Cryptocurrency exchanges need to follow the registration and licensing requirements for broker-dealers, alternative trading systems, or national securities exchanges. And if they’re not, they’re going to be in hot water, Szczepanik said.
There is already a precedent at the SEC if and when IEOs become regulated.
In September of last year, the SEC charged Michigan-based TokenLot, a self-described “ICO Superstore,” for acting as unregistered broker-dealers. TokenLot received orders from more than 6,100 retail investors and handled more than 200 different digital tokens, which the SEC found included securities, the SEC said.
QUESTIONS ABOUT VIABILITY
Aside from an uncertain regulatory status, start-ups doing IEOs face doubts about viability.
Cryptocurrency research firm InWara said only 30% of IEOs launched this year had what it calls a “minimum viable product” at the time of the token sale, with the majority offering nothing more than a website and a white paper.
At the end of the day, IEOs don’t change the fact that the token has to work in the long run as a utility token, said Ransu Salovaara, chief executive officer at crypto advisory firm TokenMarket.
Some market observers also believe IEOs are not any safer just because exchanges have vetted the projects. Cryptocurrency exchanges effectively act as middlemen in IEOs, performing functions such as due diligence on a project, “know your customer” (KYC) screening, marketing and selling tokens to customers.
“Built-in KYC for exchanges? That’s a nice explanation if it’s true,” said Arnold Spencer, general counsel at Coinsource, which operates more than 200 bitcoin teller machines in 28 states. “The problem is it’s not true – many of the non-U.S. exchanges have almost no KYC behind them.”

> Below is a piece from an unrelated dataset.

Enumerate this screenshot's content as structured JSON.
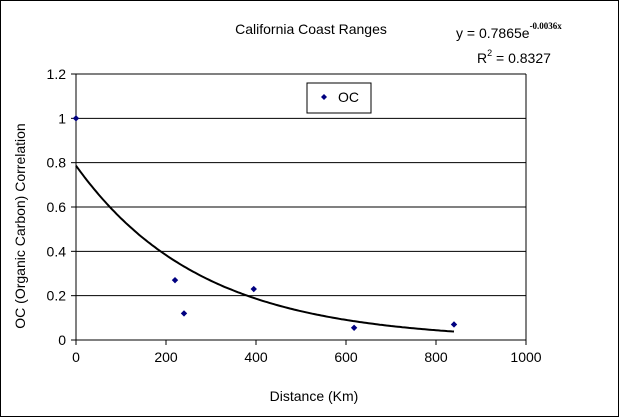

InWara, in a research report, said not all exchanges screen the projects that launch on their platforms. Often the evaluation of a project is subjective.
“That’s the problem here: there is no standardized vetting process,” said InWara. “And as long as exchanges have the freedom to decide where to draw the line, bad actors, and fraud crypto projects will always creep into the limelight.”